Here, a plain reading of the parties' contract reveals that the agreed upon price is specifically set forth and that no provision exists for any price changes dependent upon changes in the project itself due to design or size or any other work order change, as here apparently had occurred. Also, no definite start work date is specified in the agreement and no mention is made of the fact that it apparently had been expected from the outset that this project would be delayed, and it further is not clear whether the parties had anticipated a delay of the magnitude that here had occurred. The evident problem with the contract is the inclusion [*3]of the provision that prices were subject to change after 30 days, with no stated basis for determining or limiting the price change. Plaintiff's asserted position is that the "prices are subject to change after thirty days" clause means that, once the contract is executed, if it is not performed within thirty days, the price for the work could be increased. The Court finds however that a more reasonable interpretation of this clause, and the one properly to be drawn against the drafter of the subject contract is that, in the event that the contract is not executed within thirty days, plaintiff's offer to do the work at the stated price is not binding. This proper interpretation does not support plaintiff's position herein.

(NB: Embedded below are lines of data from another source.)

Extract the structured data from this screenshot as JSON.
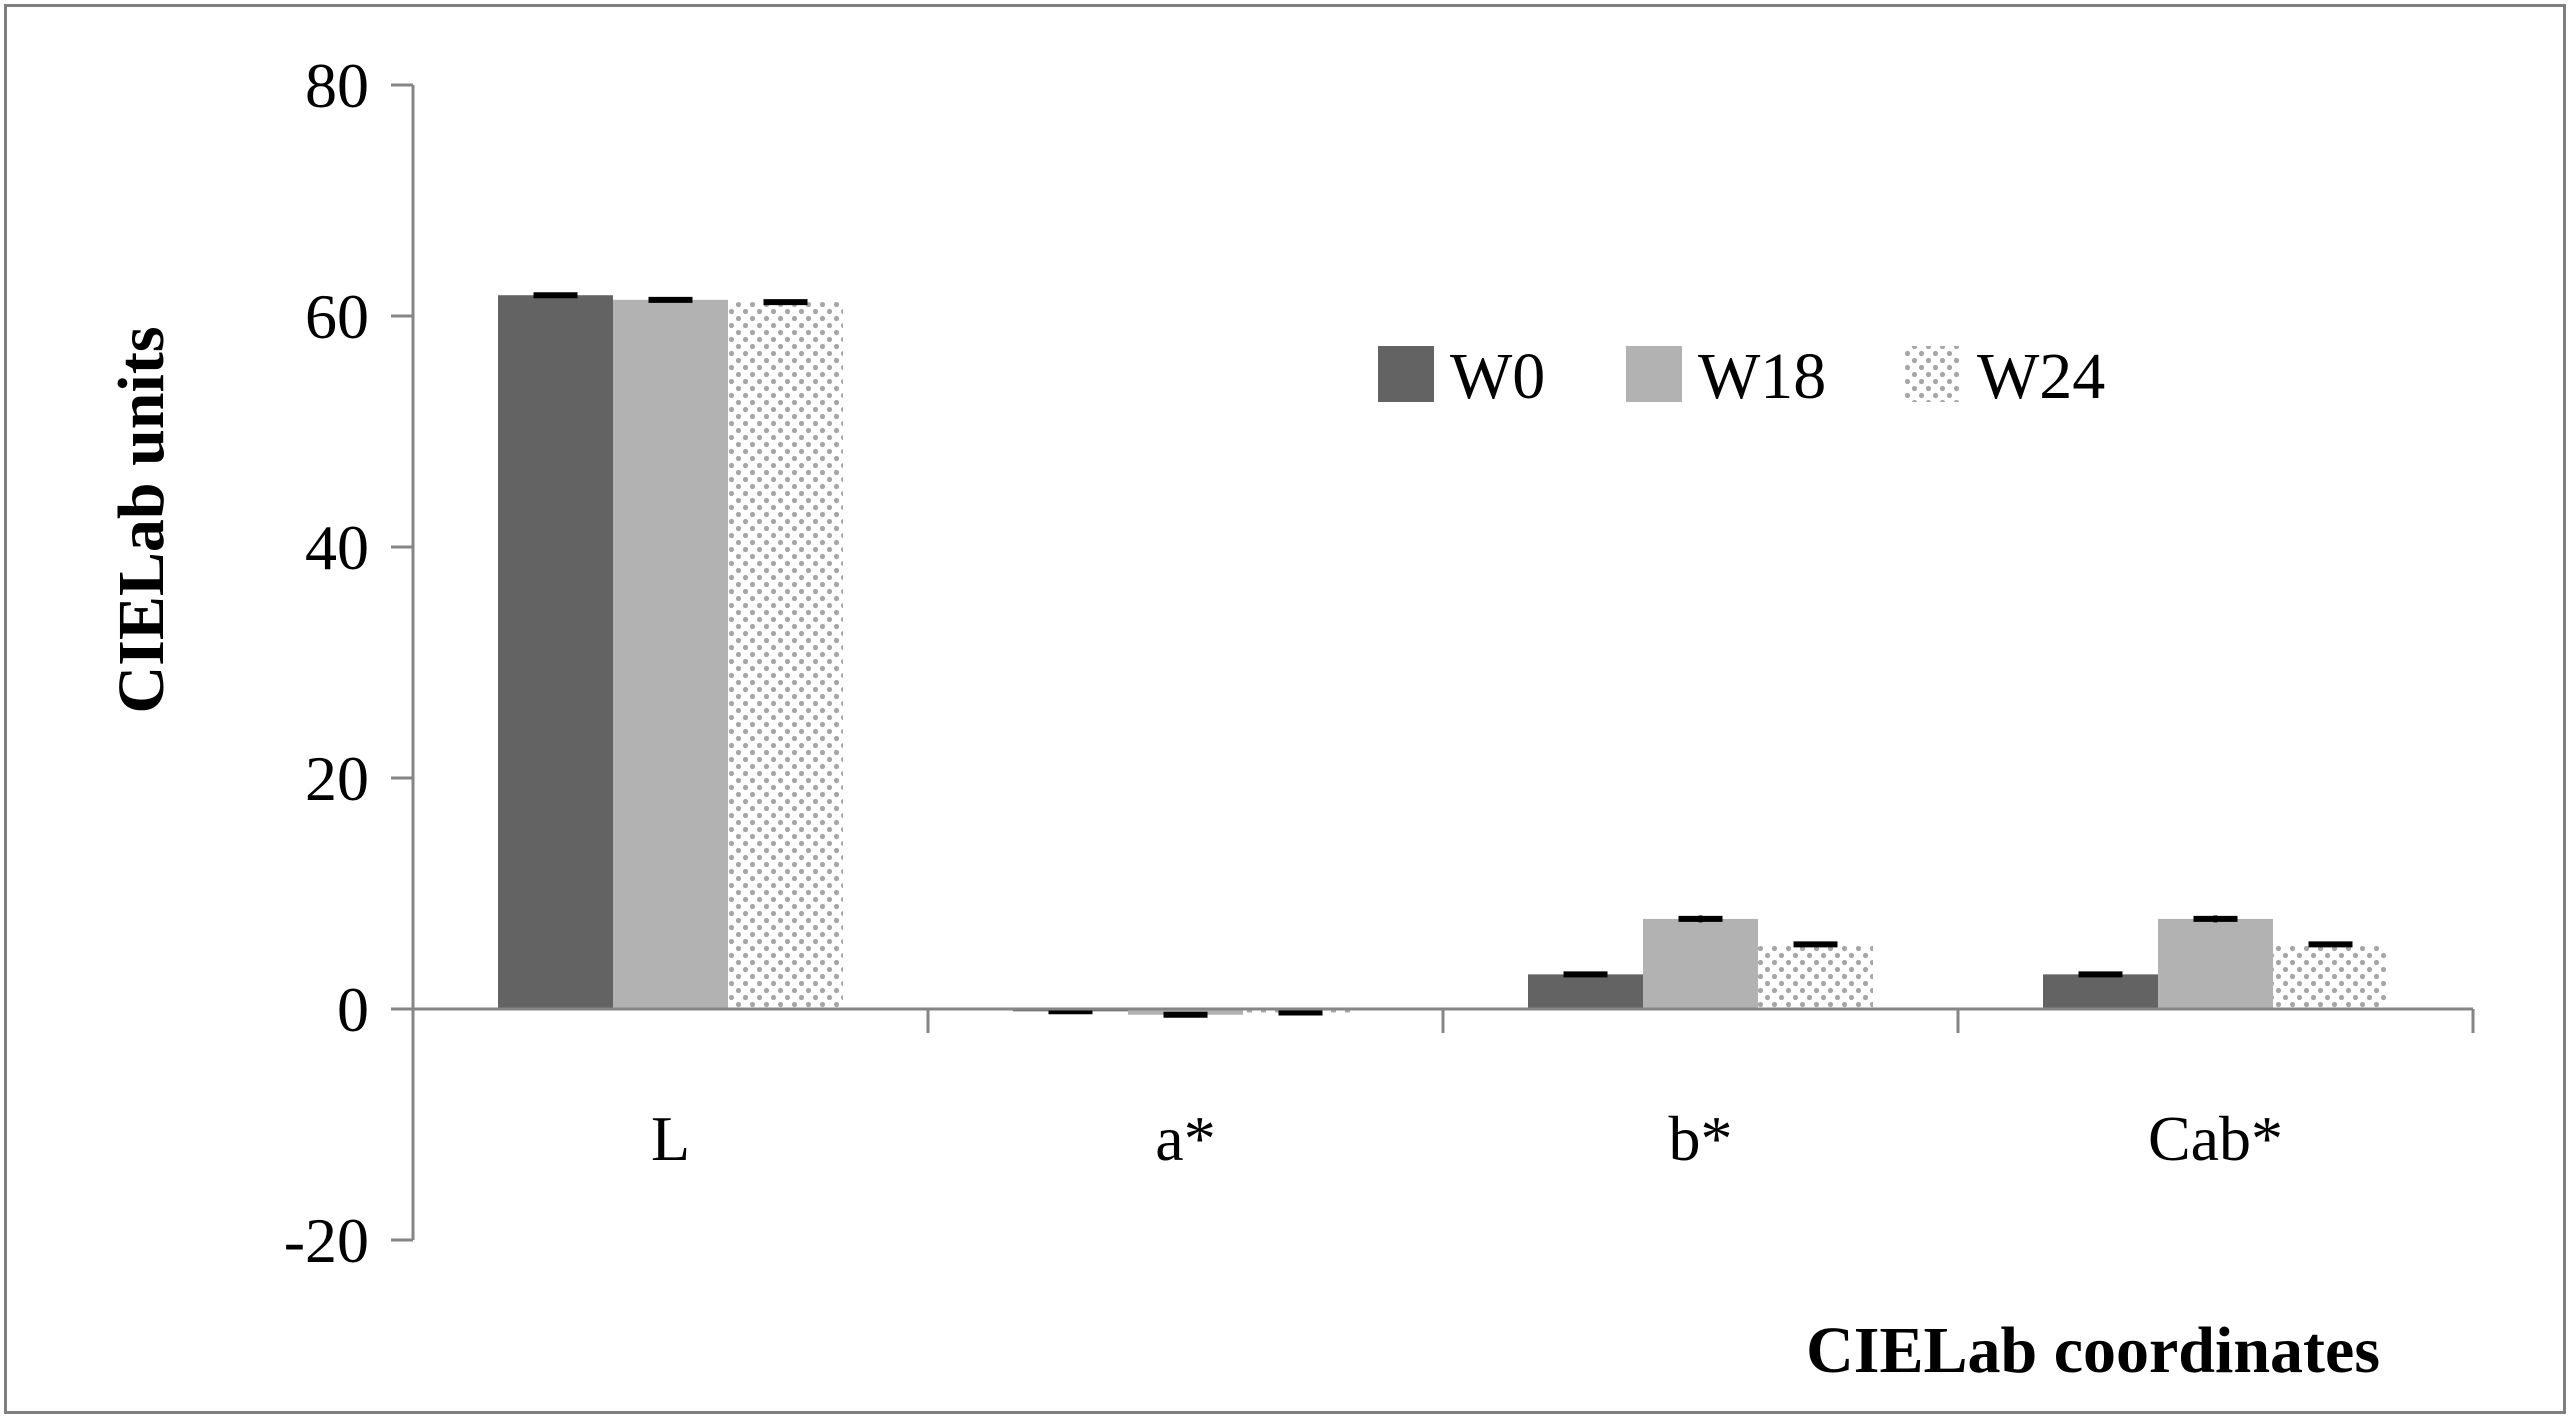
{
  "chart_data": {
    "type": "bar",
    "categories": [
      "L",
      "a*",
      "b*",
      "Cab*"
    ],
    "series": [
      {
        "name": "W0",
        "values": [
          61.8,
          -0.2,
          3.0,
          3.0
        ],
        "errors": [
          0.2,
          0.1,
          0.2,
          0.2
        ],
        "color": "#636363",
        "pattern": "solid"
      },
      {
        "name": "W18",
        "values": [
          61.4,
          -0.5,
          7.8,
          7.8
        ],
        "errors": [
          0.2,
          0.1,
          0.3,
          0.3
        ],
        "color": "#b2b2b2",
        "pattern": "solid"
      },
      {
        "name": "W24",
        "values": [
          61.2,
          -0.3,
          5.6,
          5.6
        ],
        "errors": [
          0.2,
          0.1,
          0.2,
          0.2
        ],
        "color": "#a6a6a6",
        "pattern": "dotted"
      }
    ],
    "ylabel": "CIELab units",
    "xlabel": "CIELab coordinates",
    "ylim": [
      -20,
      80
    ],
    "yticks": [
      80,
      60,
      40,
      20,
      0,
      -20
    ],
    "ytick_labels": [
      "80",
      "60",
      "40",
      "20",
      "0",
      "-20"
    ],
    "grid": false,
    "legend_position": "top-right"
  }
}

Even were the Court to accept plaintiff's interpretation of the clause, however, plaintiffs still do not prevail. The proposed price change constitutes a 30 percent increase of approximately $14,000 from the price that originally had been agreed upon. Nothing before this Court supports a finding that such a large price increase had been in the contemplation of the parties at the time they had contracted. Cf. Henri Associates v. Saxony Carpet Co., 249 AD2d 63 (1st Dept. 1998).

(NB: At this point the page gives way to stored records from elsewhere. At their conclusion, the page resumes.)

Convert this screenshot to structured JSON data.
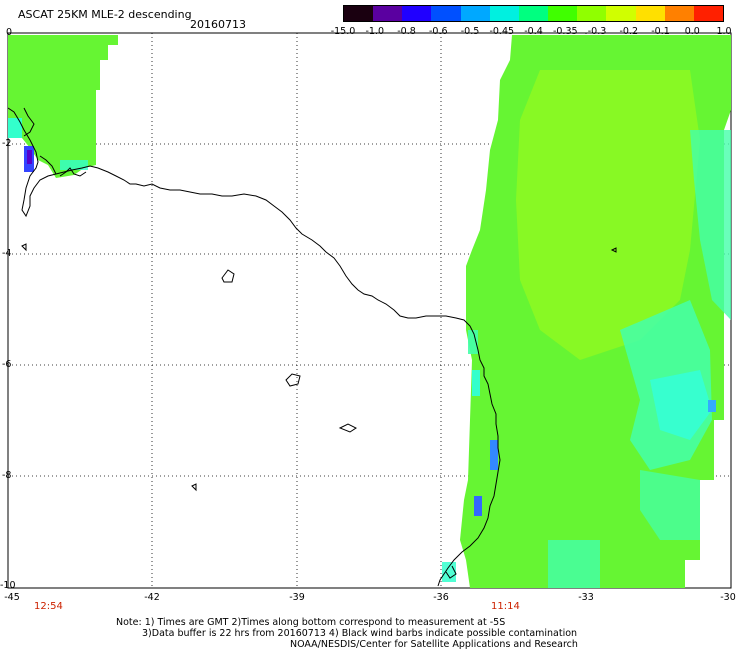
{
  "header": {
    "title": "ASCAT 25KM MLE-2 descending",
    "date": "20160713"
  },
  "colorbar": {
    "labels": [
      "-15.0",
      "-1.0",
      "-0.8",
      "-0.6",
      "-0.5",
      "-0.45",
      "-0.4",
      "-0.35",
      "-0.3",
      "-0.2",
      "-0.1",
      "0.0",
      "1.0"
    ],
    "colors": [
      "#1a0010",
      "#5a00a0",
      "#2000ff",
      "#0050ff",
      "#00a8ff",
      "#00f0e0",
      "#00ff80",
      "#40ff00",
      "#90ff00",
      "#d0ff00",
      "#ffe000",
      "#ff8000",
      "#ff2000"
    ]
  },
  "axes": {
    "y_labels": [
      "0",
      "-2",
      "-4",
      "-6",
      "-8",
      "-10"
    ],
    "x_labels": [
      "-45",
      "-42",
      "-39",
      "-36",
      "-33",
      "-30"
    ]
  },
  "times": {
    "left": "12:54",
    "right": "11:14"
  },
  "notes": {
    "line1": "Note: 1) Times are GMT 2)Times along bottom correspond to measurement at -5S",
    "line2": "3)Data buffer is 22 hrs from 20160713 4) Black wind barbs indicate possible contamination",
    "line3": "NOAA/NESDIS/Center for Satellite Applications and Research"
  },
  "colors": {
    "swath_green": "#66f533",
    "swath_yellowgreen": "#99ff1a",
    "swath_cyan": "#33ffcc",
    "swath_blue": "#3366ff",
    "swath_purple": "#5500cc",
    "coast": "#000000",
    "time_text": "#cc2200"
  }
}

Accordingly, after this Court's careful review of the papers before it, the parties' respective arguments and the applicable law, this Court thus finds that plaintiff's insistence on what amounts to a 30 percent price increase based upon the pricing being subject to a change provision was untenable, and that plaintiff's insistence that defendants adopt this interpretation as a condition to plaintiff's proceeding to perform constituted an anticipatory breach of the contract. See IBM Credit Financing Corp. v. Mazda Motor Mfg (USA) Corp., 92 NY2d 989 (1998); Salomon v. Angsten, 19 AD3d 143 (1st Dept. 2005); BT Triple Crown Merger Co., Inc. v. Citigroup Global Markets Inc., 19 Misc 3d 1129(A) (Sup. Ct. NY Co. 2008).

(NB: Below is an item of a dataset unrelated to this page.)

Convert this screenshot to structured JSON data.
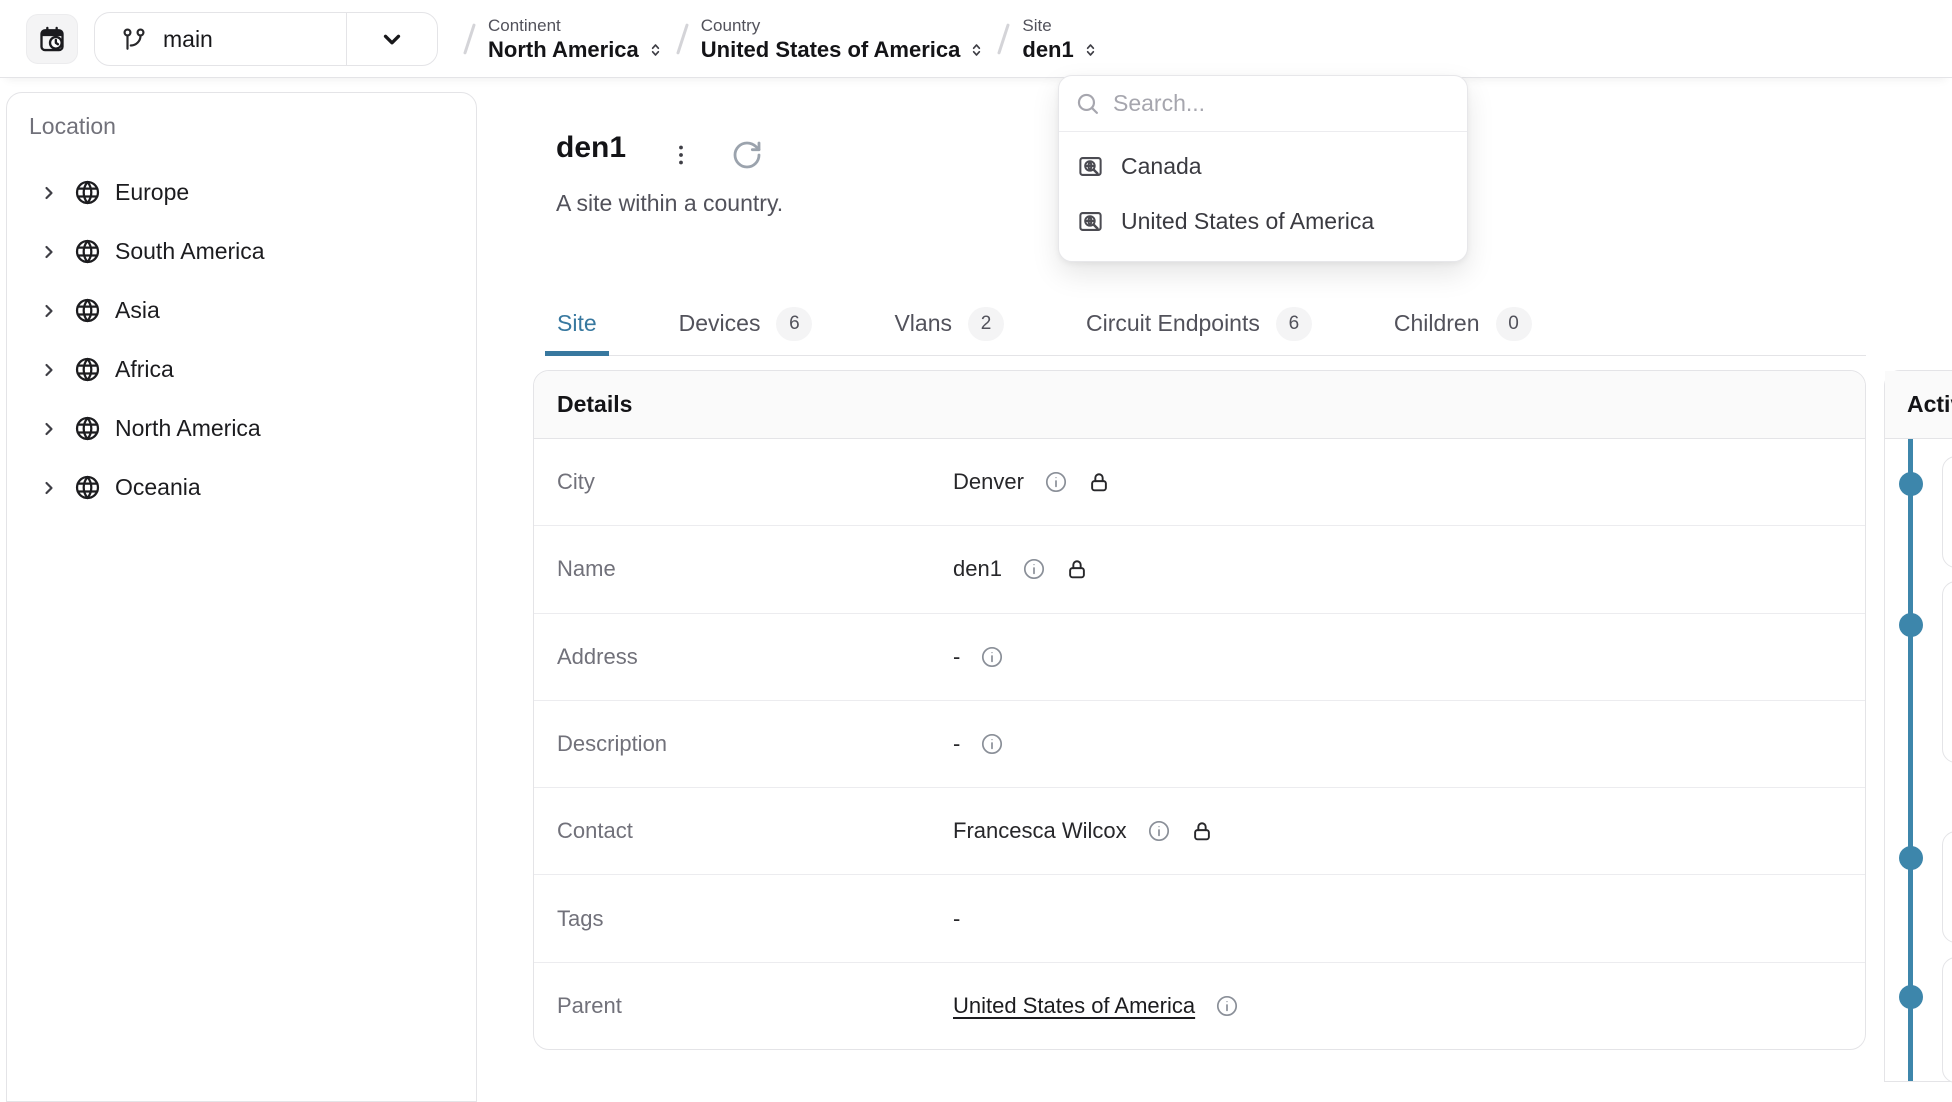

Defendants shall submit within twenty (20) days after the date hereof a proposed judgment on notice which shall provide for summary judgment in their favor dismissing the complaint and, given that no work has been performed or materials furnished, for the full return of defendants' deposit, in accordance with Lien Law Section 71-a, to wit, the sum of $14,750. However, the Court does not award defendants interest thereon, as no legal basis has been established herein for the awarding of same. Further, no award is made to defendants for legal fees. Counsel fees are incidents of litigation which a prevailing party may recover only if same is authorized by an agreement between the parties, statute or Court rule. See Mighty Midgets v. Centennial Ins. Co., 47 NY2d 12, 21-22 (1979); Ajar v. Ajar, 207 AD2d 469 (2nd Dept. 1994); Durante Bros. [*4]Construction Corp. v. College Point Sports Assoc., Inc., 207 AD2d 379, 380 (2nd Dept. 1994); Wu v. Kao, 194 AD2d 666 (2nd Dept. 1993). None of the foregoing basis have been established as being applicable here.

Dated: February 13, 2009

White Plains, New York

_________________________________

MARY H. SMITH

J.S.C. Footnotes

Footnote 1:Plaintiff had requested damages of only $29,460, which sum apparently excludes the deposit of $14,750, to which plaintiff apparently had deemed itself entitled.